Because I deal with the effects of hypoxia at low altitudes (I’m a non-smoking athlete), I curiously interviewed a handful of clinical professionals on the subject of full-time inflight hypoxia monitoring. While some are pilots and some are not, all agreed that it’s important to begin monitoring oxygen saturation levels early in flight, and at low altitudes—lower than you might expect. I’ll skip the yawning lecture about the dangerous effects of hypoxia, but it’s worth mentioning a few tidbits that we tend to forget.
Dr. Bob Dodenhoff, our resident AME, reminded me that some people with COPD (chronic obstructive pulmonary disease) are hypoxic at sea level. Moreover, heavy smokers may not have hypoxic symptoms at the surface, but can develop symptoms at much lower altitudes than non-smokers. Dodenhoff stressed that there is no absolute level where hypoxia can not develop.
Another clinician pointed out that in a perfect world, the pilot would be connected to a pulse oxi from the start to the end of flight. The device would—without any pilot intervention—continuously monitor and alert the pilot to either descend to a lower altitude or begin using supplementary oxygen. Unfortunately, that device doesn’t exist because as far as I know, there is no other practical way to accurately measure arterial oxygen saturation than with fingertip oximetry, which uses a light emitter with red and infrared LEDs that shine through the fingertip—an area with generally good blood flow.

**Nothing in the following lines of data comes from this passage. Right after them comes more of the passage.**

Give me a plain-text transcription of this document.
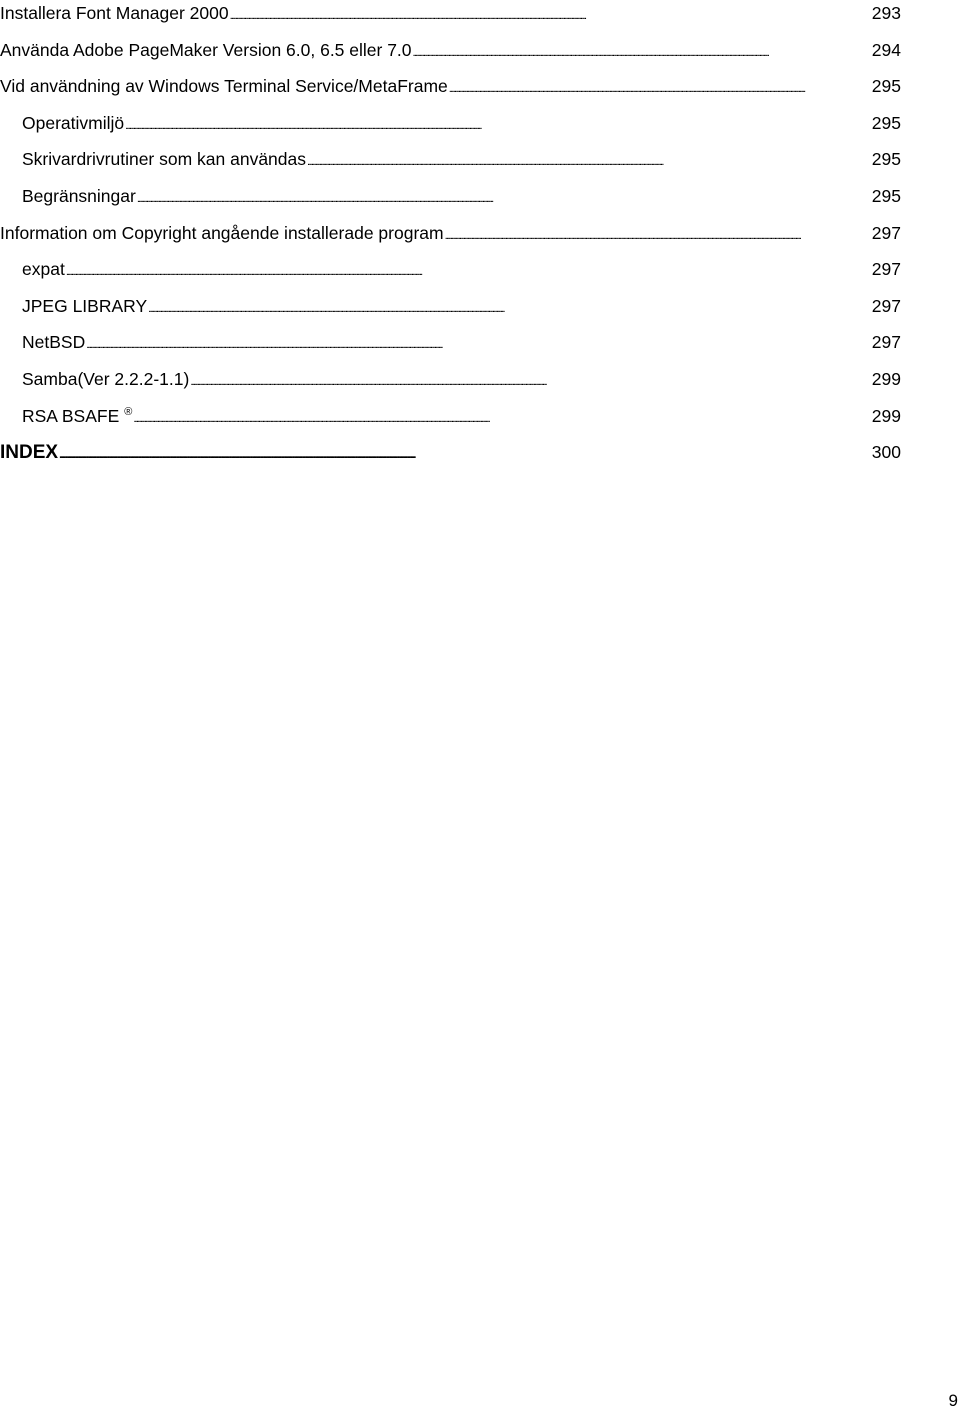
Installera Font Manager 2000 . . .	293
Använda Adobe PageMaker Version 6.0, 6.5 eller 7.0 . . .	294
Vid användning av Windows Terminal Service/MetaFrame . . .	295
Operativmiljö . . .	295
Skrivardrivrutiner som kan användas . . .	295
Begränsningar . . .	295
Information om Copyright angående installerade program . . .	297
expat . . .	297
JPEG LIBRARY . . .	297
NetBSD . . .	297
Samba(Ver 2.2.2-1.1) . . .	299
RSA BSAFE ® . . .	299
INDEX . . .	300
9
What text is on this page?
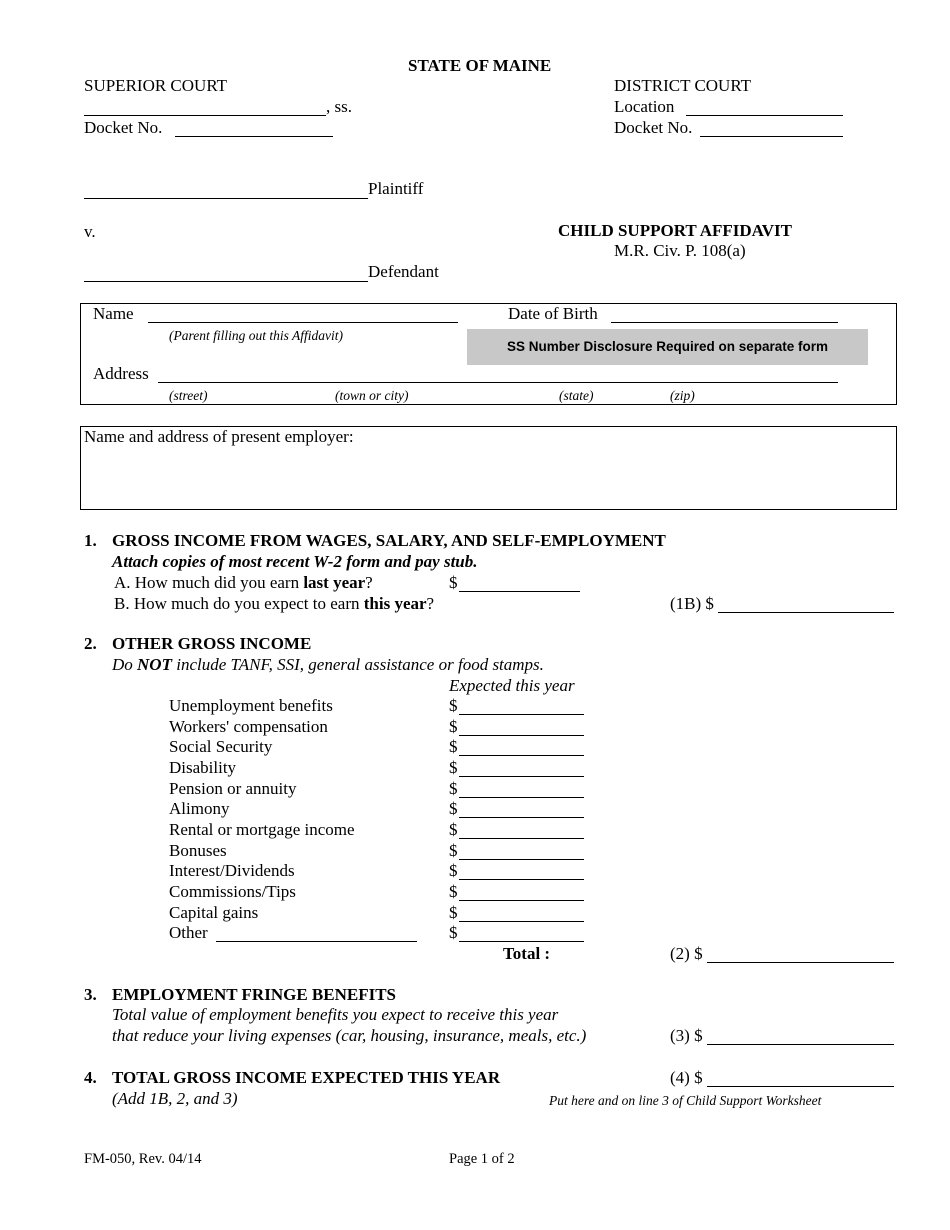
STATE OF MAINE
SUPERIOR COURT
, ss.
Docket No.
DISTRICT COURT
Location
Docket No.
Plaintiff
v.
Defendant
CHILD SUPPORT AFFIDAVIT
M.R. Civ. P. 108(a)
Name
(Parent filling out this Affidavit)
Date of Birth
SS Number Disclosure Required on separate form
Address
(street)	(town or city)	(state)	(zip)
Name and address of present employer:
1. GROSS INCOME FROM WAGES, SALARY, AND SELF-EMPLOYMENT
Attach copies of most recent W-2 form and pay stub.
A. How much did you earn last year?	$
B. How much do you expect to earn this year?	(1B) $
2. OTHER GROSS INCOME
Do NOT include TANF, SSI, general assistance or food stamps.
Expected this year
Unemployment benefits	$
Workers' compensation	$
Social Security	$
Disability	$
Pension or annuity	$
Alimony	$
Rental or mortgage income	$
Bonuses	$
Interest/Dividends	$
Commissions/Tips	$
Capital gains	$
Other	$
Total :	(2) $
3. EMPLOYMENT FRINGE BENEFITS
Total value of employment benefits you expect to receive this year
that reduce your living expenses (car, housing, insurance, meals, etc.)	(3) $
4. TOTAL GROSS INCOME EXPECTED THIS YEAR	(4) $
(Add 1B, 2, and 3)	Put here and on line 3 of Child Support Worksheet
FM-050, Rev. 04/14	Page 1 of 2
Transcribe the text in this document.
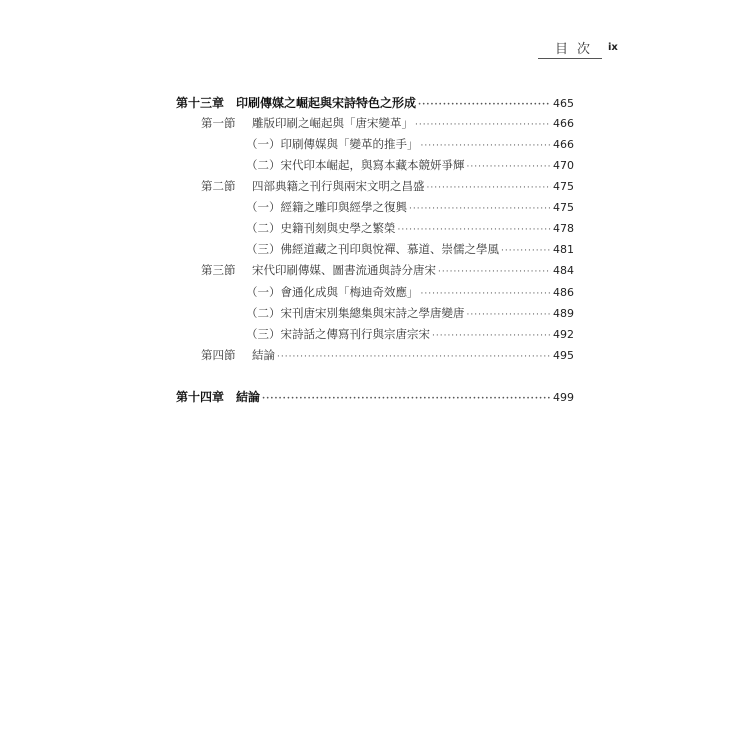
目次 ix
第十三章 印刷傳媒之崛起與宋詩特色之形成 ·····	465
第一節	雕版印刷之崛起與「唐宋變革」 ·····	466
（一）印刷傳媒與「變革的推手」 ·····	466
（二）宋代印本崛起，與寫本藏本競妍爭輝 ·····	470
第二節	四部典籍之刊行與兩宋文明之昌盛 ·····	475
（一）經籍之雕印與經學之復興 ·····	475
（二）史籍刊刻與史學之繁榮 ·····	478
（三）佛經道藏之刊印與悅禪、慕道、崇儒之學風 ·····	481
第三節	宋代印刷傳媒、圖書流通與詩分唐宋 ·····	484
（一）會通化成與「梅迪奇效應」 ·····	486
（二）宋刊唐宋別集總集與宋詩之學唐變唐 ·····	489
（三）宋詩話之傳寫刊行與宗唐宗宋 ·····	492
第四節	結論 ·····	495
第十四章 結論 ·····	499
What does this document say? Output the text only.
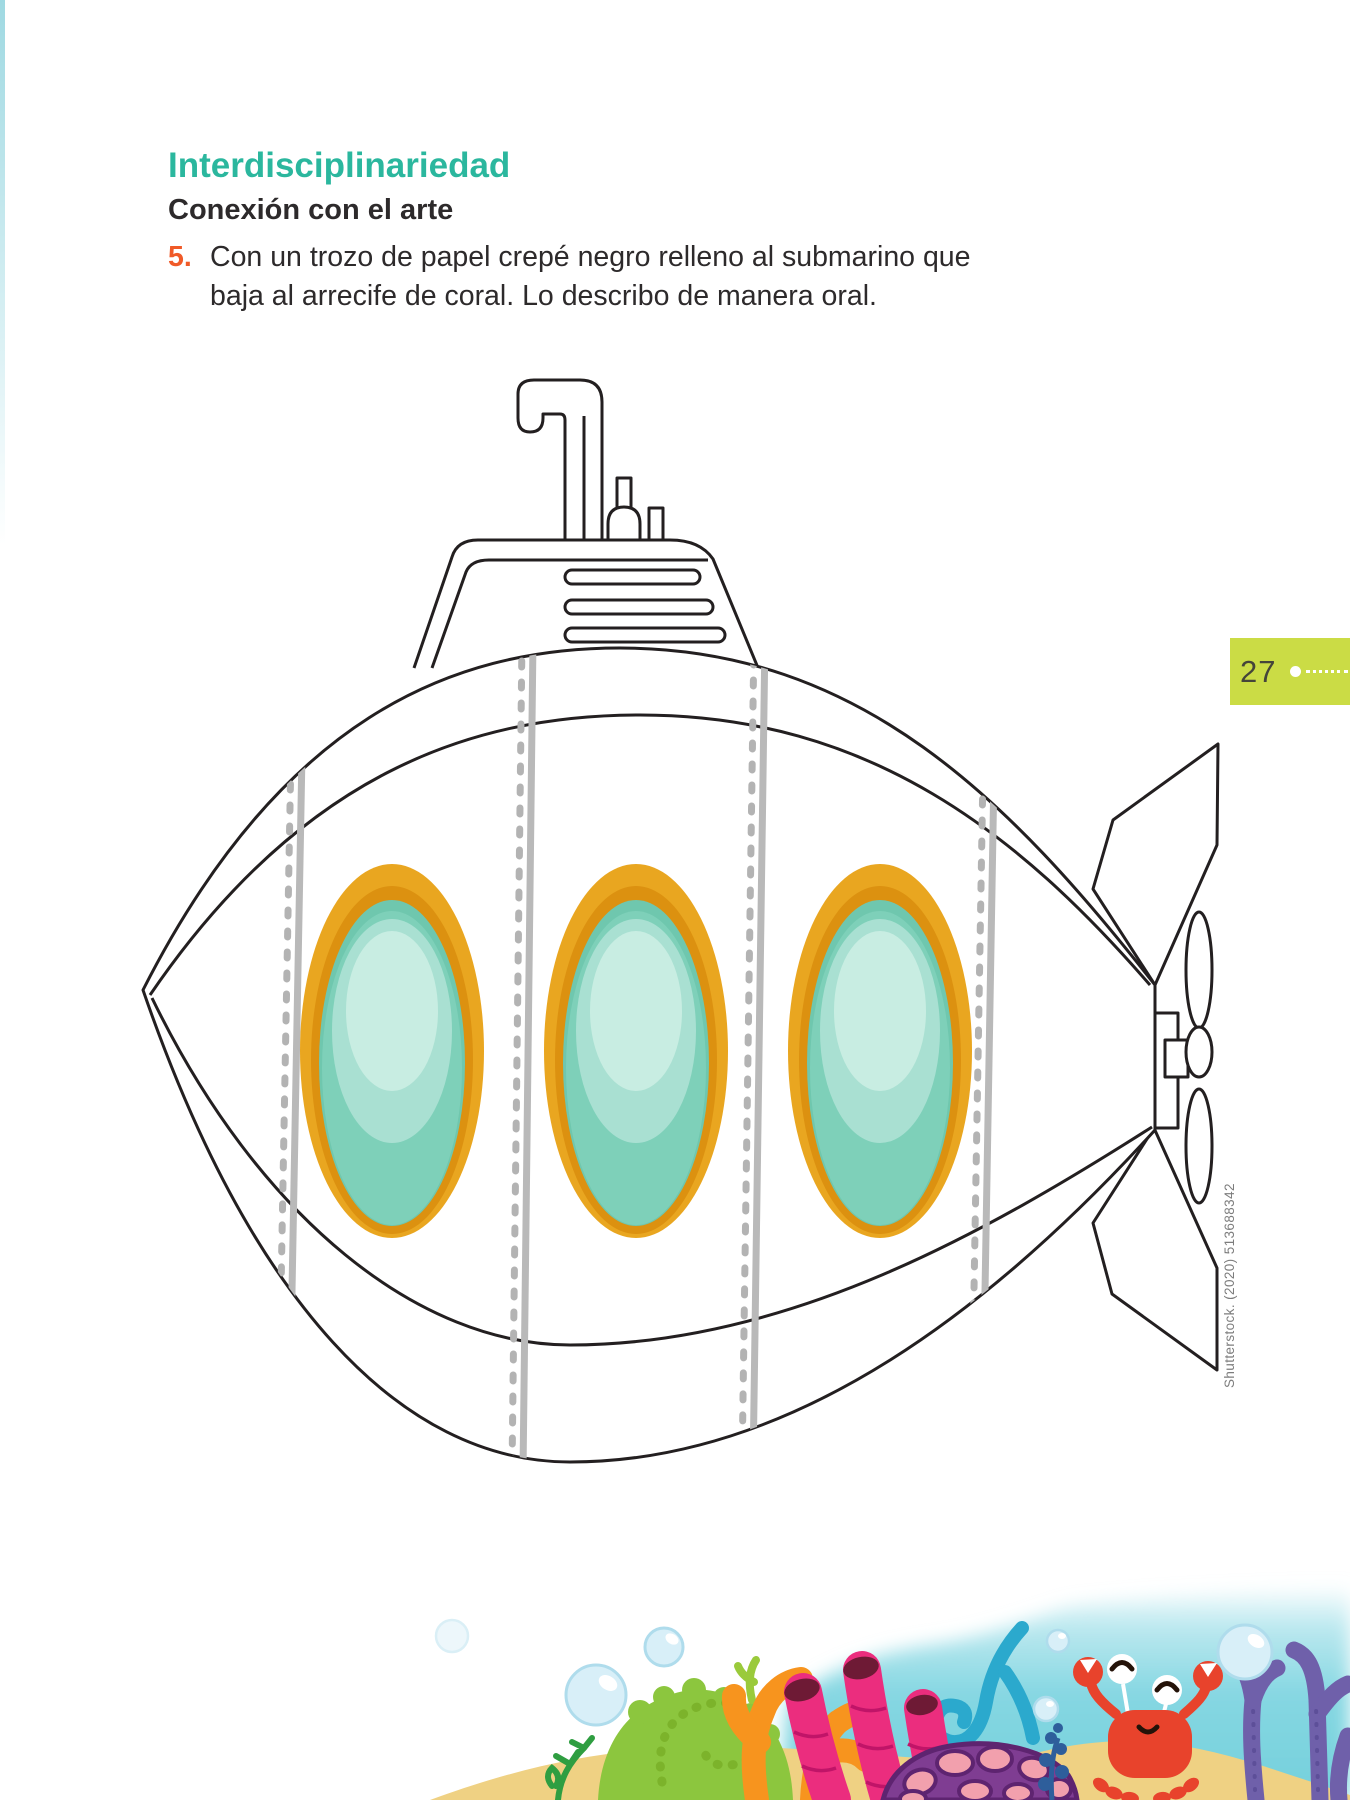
Interdisciplinariedad
Conexión con el arte
5. Con un trozo de papel crepé negro relleno al submarino que
baja al arrecife de coral. Lo describo de manera oral.
27
Shutterstock. (2020) 513688342
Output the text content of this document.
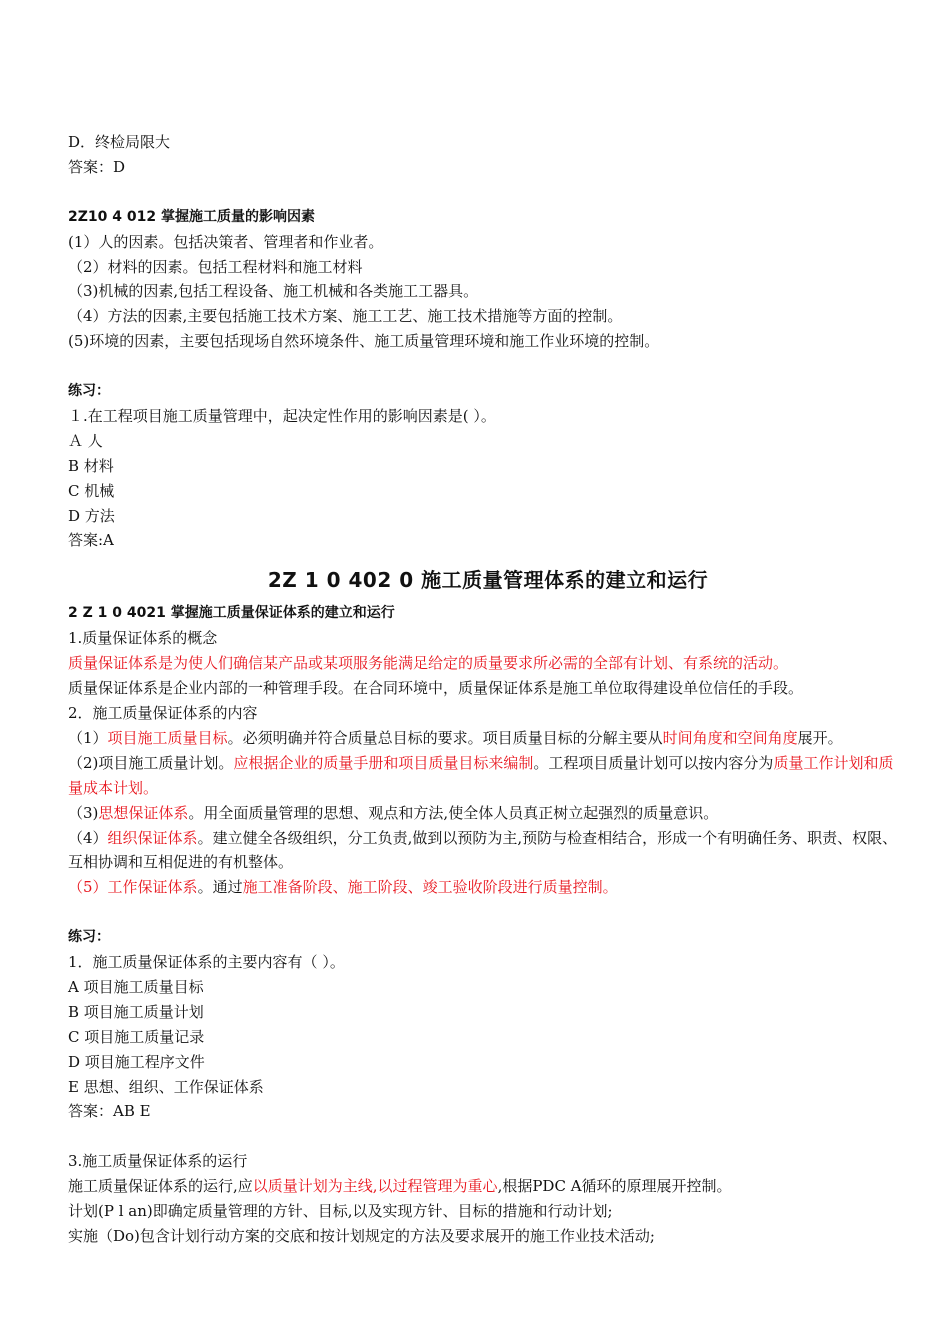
D．终检局限大
答案：D
2Z10 4 012 掌握施工质量的影响因素
(1）人的因素。包括决策者、管理者和作业者。
（2）材料的因素。包括工程材料和施工材料
（3)机械的因素,包括工程设备、施工机械和各类施工工器具。
（4）方法的因素,主要包括施工技术方案、施工工艺、施工技术措施等方面的控制。
(5)环境的因素，主要包括现场自然环境条件、施工质量管理环境和施工作业环境的控制。
练习：
１.在工程项目施工质量管理中，起决定性作用的影响因素是( ）。
Ａ 人
B 材料
C 机械
D 方法
答案:A
2Z 1 0 402 0 施工质量管理体系的建立和运行
2 Z 1 0 4021 掌握施工质量保证体系的建立和运行
1.质量保证体系的概念
质量保证体系是为使人们确信某产品或某项服务能满足给定的质量要求所必需的全部有计划、有系统的活动。
质量保证体系是企业内部的一种管理手段。在合同环境中，质量保证体系是施工单位取得建设单位信任的手段。
2．施工质量保证体系的内容
（1）项目施工质量目标。必须明确并符合质量总目标的要求。项目质量目标的分解主要从时间角度和空间角度展开。
（2)项目施工质量计划。应根据企业的质量手册和项目质量目标来编制。工程项目质量计划可以按内容分为质量工作计划和质量成本计划。
（3)思想保证体系。用全面质量管理的思想、观点和方法,使全体人员真正树立起强烈的质量意识。
（4）组织保证体系。建立健全各级组织，分工负责,做到以预防为主,预防与检查相结合，形成一个有明确任务、职责、权限、互相协调和互相促进的有机整体。
（5）工作保证体系。通过施工准备阶段、施工阶段、竣工验收阶段进行质量控制。
练习：
1．施工质量保证体系的主要内容有（ ）。
A 项目施工质量目标
B 项目施工质量计划
C 项目施工质量记录
D 项目施工程序文件
E 思想、组织、工作保证体系
答案：AB E
3.施工质量保证体系的运行
施工质量保证体系的运行,应以质量计划为主线,以过程管理为重心,根据PDC A循环的原理展开控制。
计划(P l an)即确定质量管理的方针、目标,以及实现方针、目标的措施和行动计划;
实施（Do)包含计划行动方案的交底和按计划规定的方法及要求展开的施工作业技术活动;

As you know, wearing an oximeter on your finger during the entire flight just isn’t practical, especially in the age of touchscreen. Even the Masimo iSp02 pulse oximeter iPad interface requires a wired connection between the finger sensor and tablet. Alternatively, the goal should be to recognize your own hypoxic symptoms while you’re alert enough to do something about it.
Personally, I know I’m becoming hypoxic (and I’m ready for it at around 10,500 feet) when my breathing initially increases, which also triggers a mild panic attack that escalates as I watch the altimeter climb. While I’m able to overcome the psychological effects of the symptoms as I adjust to the altitude, my performance continues to worsen. I have trouble reading back frequency changes, my attention span decreases and I’m as euphoric as I am after drinking numerous cocktails.
That’s why I hope for a more advanced biometric integration that would automatically alert me of a generalized hypoxic state before my performance does. This would require a tiny, untethered arterial sensor that won’t affect dexterity, comfort and can wirelessly transmit real-time data to a display, while also providing audible warnings. Until that device exists, the Guardian panel oximeter is as integrated as biometric avionics can be.